STORY: "Reducing inflation is likely to require a sustained period of below-trend growth."
Federal Reserve Chair Jerome Powell, in hotly anticipated remarks on Friday, warned of slower economic growth and pain ahead for American households, saying the U.S. economy will need more constrictive monetary policy "for some time" before inflation comes under control.
"While higher interest rates, slower growth and softer labor market conditions will bring down inflation, they will also bring some pain to households and businesses. These are the unfortunate costs of reducing inflation. But a failure to restore price stability would mean far greater pain."
The prepared remarks at the annual Jackson Hole central banking conference in Wyoming pushed U.S. stocks sharply lower as the speech suggested the central bank will keep raising interest rates to tame inflation, which is currently more than three times the Fed’s 2% target.
Fed policymakers have said they need to curb demand for goods and services by raising borrowing costs and making it more costly to finance homes, cars and business investments. As the process begins to sting, particularly in the housing market, companies may adjust their hiring plans or even resort to layoffs.

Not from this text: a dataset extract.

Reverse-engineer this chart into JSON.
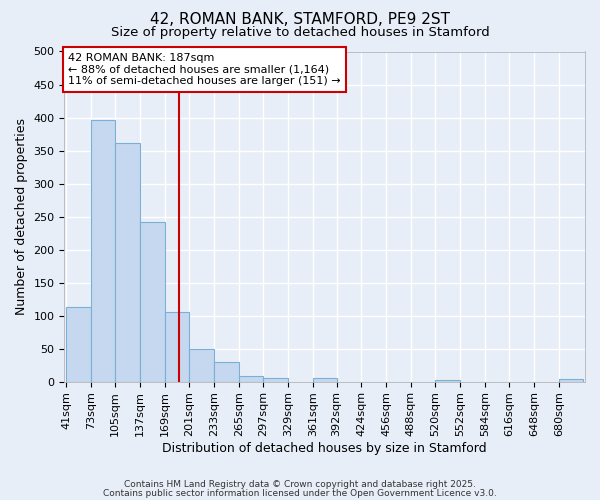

Powell also said people should not expect the Fed to dial back quickly until the inflation problem is fixed and some policymakers have indicated that even a recession would not dissuade them from fixing it.
"We must keep at it until the job is done."
Powell did not hint at what the Fed might do at its upcoming September meeting but officials are expected to approve either a 50-basis-point or 75-basis-point rate increase.